CCL21 and CXCL9 were also identified as hub genes in the PPI network. These genes were also involved in module 1, which was associated with the chemokine signaling pathway. Chemokines are significant regulators of immune cell trafficking, and malfunction of the chemokine signaling pathway has a key role in allergic asthma (32). In allergic asthma, mature dendritic cells migrate to lymph nodes through the interaction of chemokine (C-C motif) receptor 7 and CC chemokine ligands of CCL21, where they effectively present antigens to naive T cells (33). It has previously been demonstrated that the administration of antigen-pulsed dendritic cells induces allergic inflammation (34). CCL21 is understood to be crucial for lymphoid cell trafficking and for the structural organization of lymphoid tissues (35). A study by Xu et al (36) suggested that a lack of lymphoid chemokine ligand, CCL21, enhances allergic airway inflammation by modulating the recruitment of CD4+ T cells into the lungs. CXCL9 may be produced by eosinophils following stimulation with interferon-γ, indicating that CXCL9 may be involved in the downregulation of allergic inflammation (37,38). Taken together these findings suggest that CCL21 and CXCL9 may be involved in immune response-related BPs and have important roles in the progression of asthma.
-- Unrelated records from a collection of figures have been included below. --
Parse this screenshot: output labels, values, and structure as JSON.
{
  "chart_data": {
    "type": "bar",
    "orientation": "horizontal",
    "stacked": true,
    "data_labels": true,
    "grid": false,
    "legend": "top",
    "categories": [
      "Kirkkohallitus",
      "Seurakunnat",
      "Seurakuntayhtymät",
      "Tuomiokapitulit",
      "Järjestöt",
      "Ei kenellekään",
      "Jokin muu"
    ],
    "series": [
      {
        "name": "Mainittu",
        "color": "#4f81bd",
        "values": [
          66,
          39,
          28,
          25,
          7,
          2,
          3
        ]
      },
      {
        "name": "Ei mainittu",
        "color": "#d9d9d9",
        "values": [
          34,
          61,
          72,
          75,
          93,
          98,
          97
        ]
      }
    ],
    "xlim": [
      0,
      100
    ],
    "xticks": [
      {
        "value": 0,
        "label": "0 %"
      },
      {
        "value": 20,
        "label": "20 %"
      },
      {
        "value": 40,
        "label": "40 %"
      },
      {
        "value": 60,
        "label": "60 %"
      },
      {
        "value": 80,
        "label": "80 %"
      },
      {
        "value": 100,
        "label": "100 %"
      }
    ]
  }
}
In addition to immune responses, oxidants may also have a critical role in the pathogenesis of asthma (39). The lungs are highly susceptible to oxidative injury, which has been implicated in various lung diseases, including asthma (40). Increased levels of reactive oxygen species may induce apoptosis and result in increased airway reactivity and secretions, which may augment existing inflammation in asthma (41). In the present study, BPs related to oxidation reduction and nitric oxide metabolism were enriched by several upregulated DEGs, including NOS2. NOS2 is able to endogenously produce NO, which has been suggested to have an important role in the physiological regulation of airway functions (42,43). Notably, a previous study demonstrated that NOS2 was significantly associated with the fraction of exhaled NO in asthmatic children (44). Additionally, a study by Dweik (45) reported an increase in NOS2 expression during inflammation, which was in accordance with the results of the present study. Taken together these findings suggest that NOS2 may be a candidate molecular marker associated with asthma progression through oxidation reduction.
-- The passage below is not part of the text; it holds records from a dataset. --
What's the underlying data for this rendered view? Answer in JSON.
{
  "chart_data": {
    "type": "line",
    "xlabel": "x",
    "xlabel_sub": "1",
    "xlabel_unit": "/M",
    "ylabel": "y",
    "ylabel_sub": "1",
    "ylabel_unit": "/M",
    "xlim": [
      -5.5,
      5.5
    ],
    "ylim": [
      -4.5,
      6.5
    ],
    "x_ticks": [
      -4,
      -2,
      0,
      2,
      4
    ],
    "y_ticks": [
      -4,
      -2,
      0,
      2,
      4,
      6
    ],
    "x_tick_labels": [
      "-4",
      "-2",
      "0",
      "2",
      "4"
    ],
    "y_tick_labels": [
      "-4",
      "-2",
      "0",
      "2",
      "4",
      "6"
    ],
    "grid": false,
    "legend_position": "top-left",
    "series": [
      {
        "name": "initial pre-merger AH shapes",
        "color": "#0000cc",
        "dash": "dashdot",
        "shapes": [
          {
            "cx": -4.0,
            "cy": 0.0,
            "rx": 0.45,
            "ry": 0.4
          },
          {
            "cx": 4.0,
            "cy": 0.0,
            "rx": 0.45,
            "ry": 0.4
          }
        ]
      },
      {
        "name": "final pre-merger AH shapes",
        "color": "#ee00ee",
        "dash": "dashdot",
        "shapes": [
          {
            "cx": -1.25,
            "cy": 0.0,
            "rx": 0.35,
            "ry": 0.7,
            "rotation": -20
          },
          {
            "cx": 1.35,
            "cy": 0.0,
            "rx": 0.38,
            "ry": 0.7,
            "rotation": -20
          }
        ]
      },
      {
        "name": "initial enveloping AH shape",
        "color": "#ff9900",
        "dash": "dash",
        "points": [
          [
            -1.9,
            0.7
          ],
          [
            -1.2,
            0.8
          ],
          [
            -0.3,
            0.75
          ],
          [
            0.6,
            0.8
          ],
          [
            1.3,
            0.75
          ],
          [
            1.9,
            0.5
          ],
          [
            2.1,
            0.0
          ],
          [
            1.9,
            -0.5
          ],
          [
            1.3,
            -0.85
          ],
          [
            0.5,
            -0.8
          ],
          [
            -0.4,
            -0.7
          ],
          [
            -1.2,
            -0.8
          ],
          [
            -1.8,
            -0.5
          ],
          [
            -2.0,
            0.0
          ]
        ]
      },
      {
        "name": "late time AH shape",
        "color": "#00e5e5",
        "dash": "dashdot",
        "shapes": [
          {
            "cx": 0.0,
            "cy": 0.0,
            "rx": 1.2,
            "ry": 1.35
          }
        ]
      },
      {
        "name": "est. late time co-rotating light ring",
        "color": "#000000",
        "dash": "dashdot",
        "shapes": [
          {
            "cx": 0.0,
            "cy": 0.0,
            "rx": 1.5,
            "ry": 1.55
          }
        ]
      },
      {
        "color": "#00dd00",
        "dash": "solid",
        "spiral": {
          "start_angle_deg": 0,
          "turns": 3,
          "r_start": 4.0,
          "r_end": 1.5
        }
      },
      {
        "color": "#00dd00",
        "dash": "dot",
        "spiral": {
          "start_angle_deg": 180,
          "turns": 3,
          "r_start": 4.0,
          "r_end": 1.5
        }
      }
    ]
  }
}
In the present study, there were 4 lung tissue samples obtained from bronchial biopsies of healthy controls and 4 from subjects with allergic asthma. All 4 of the asthmatic patients were women, whereas the 4 healthy subjects included 2 women and 2 men. Notably, Laprise et al (10) stated that gene expression measurements were similar in control subjects, which indicated that there was no gender difference in our data. Similarly, a study by Prescott et al (46) demonstrated that there was no gender difference in the prevalence of asthma.
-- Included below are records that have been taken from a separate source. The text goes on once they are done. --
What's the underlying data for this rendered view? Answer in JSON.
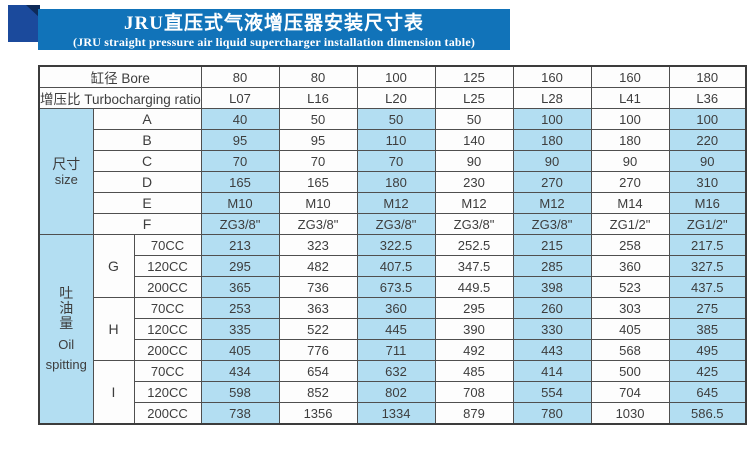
{
  "banner": {
    "title": "JRU直压式气液增压器安装尺寸表",
    "subtitle": "(JRU straight pressure air liquid supercharger installation dimension table)",
    "banner_color": "#1173b9",
    "square_color": "#1b4a9c",
    "fold_color": "#0e2a58"
  },
  "table": {
    "colors": {
      "cell_blue": "#b3def2",
      "cell_white": "#fdfdfd",
      "border": "#4f4f4f",
      "text": "#3d3d3d"
    },
    "header": {
      "bore_label": "缸径 Bore",
      "ratio_label": "增压比 Turbocharging ratio",
      "bore_values": [
        "80",
        "80",
        "100",
        "125",
        "160",
        "160",
        "180"
      ],
      "ratio_values": [
        "L07",
        "L16",
        "L20",
        "L25",
        "L28",
        "L41",
        "L36"
      ]
    },
    "size_section": {
      "label_cn": "尺寸",
      "label_en": "size",
      "rows": [
        {
          "label": "A",
          "values": [
            "40",
            "50",
            "50",
            "50",
            "100",
            "100",
            "100"
          ]
        },
        {
          "label": "B",
          "values": [
            "95",
            "95",
            "110",
            "140",
            "180",
            "180",
            "220"
          ]
        },
        {
          "label": "C",
          "values": [
            "70",
            "70",
            "70",
            "90",
            "90",
            "90",
            "90"
          ]
        },
        {
          "label": "D",
          "values": [
            "165",
            "165",
            "180",
            "230",
            "270",
            "270",
            "310"
          ]
        },
        {
          "label": "E",
          "values": [
            "M10",
            "M10",
            "M12",
            "M12",
            "M12",
            "M14",
            "M16"
          ]
        },
        {
          "label": "F",
          "values": [
            "ZG3/8\"",
            "ZG3/8\"",
            "ZG3/8\"",
            "ZG3/8\"",
            "ZG3/8\"",
            "ZG1/2\"",
            "ZG1/2\""
          ]
        }
      ]
    },
    "oil_section": {
      "label_cn": "吐油量",
      "label_en_line1": "Oil",
      "label_en_line2": "spitting",
      "groups": [
        {
          "letter": "G",
          "rows": [
            {
              "cc": "70CC",
              "values": [
                "213",
                "323",
                "322.5",
                "252.5",
                "215",
                "258",
                "217.5"
              ]
            },
            {
              "cc": "120CC",
              "values": [
                "295",
                "482",
                "407.5",
                "347.5",
                "285",
                "360",
                "327.5"
              ]
            },
            {
              "cc": "200CC",
              "values": [
                "365",
                "736",
                "673.5",
                "449.5",
                "398",
                "523",
                "437.5"
              ]
            }
          ]
        },
        {
          "letter": "H",
          "rows": [
            {
              "cc": "70CC",
              "values": [
                "253",
                "363",
                "360",
                "295",
                "260",
                "303",
                "275"
              ]
            },
            {
              "cc": "120CC",
              "values": [
                "335",
                "522",
                "445",
                "390",
                "330",
                "405",
                "385"
              ]
            },
            {
              "cc": "200CC",
              "values": [
                "405",
                "776",
                "711",
                "492",
                "443",
                "568",
                "495"
              ]
            }
          ]
        },
        {
          "letter": "I",
          "rows": [
            {
              "cc": "70CC",
              "values": [
                "434",
                "654",
                "632",
                "485",
                "414",
                "500",
                "425"
              ]
            },
            {
              "cc": "120CC",
              "values": [
                "598",
                "852",
                "802",
                "708",
                "554",
                "704",
                "645"
              ]
            },
            {
              "cc": "200CC",
              "values": [
                "738",
                "1356",
                "1334",
                "879",
                "780",
                "1030",
                "586.5"
              ]
            }
          ]
        }
      ]
    }
  }
}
The dataset of GSE41649 confirmed the key genes, pathways and GO functions identified in the present study; however, some limitations existed. In the process of data analysis, only 8 samples were used. Furthermore, the investigation was implemented by means of bioinformatics methods and the screened genes and pathways have not been validated by experiments, although the dataset of GSE41649 was used for verification.

In conclusion, the results of the present study demonstrate that the immune response, oxidants and nitric oxide metabolism may have important roles in the progression of asthma. Additionally, DEGs, such as PTPRC, CXCL9, CCL21 and NOS2, may have the potential to be used as targets for asthma diagnosis and treatment.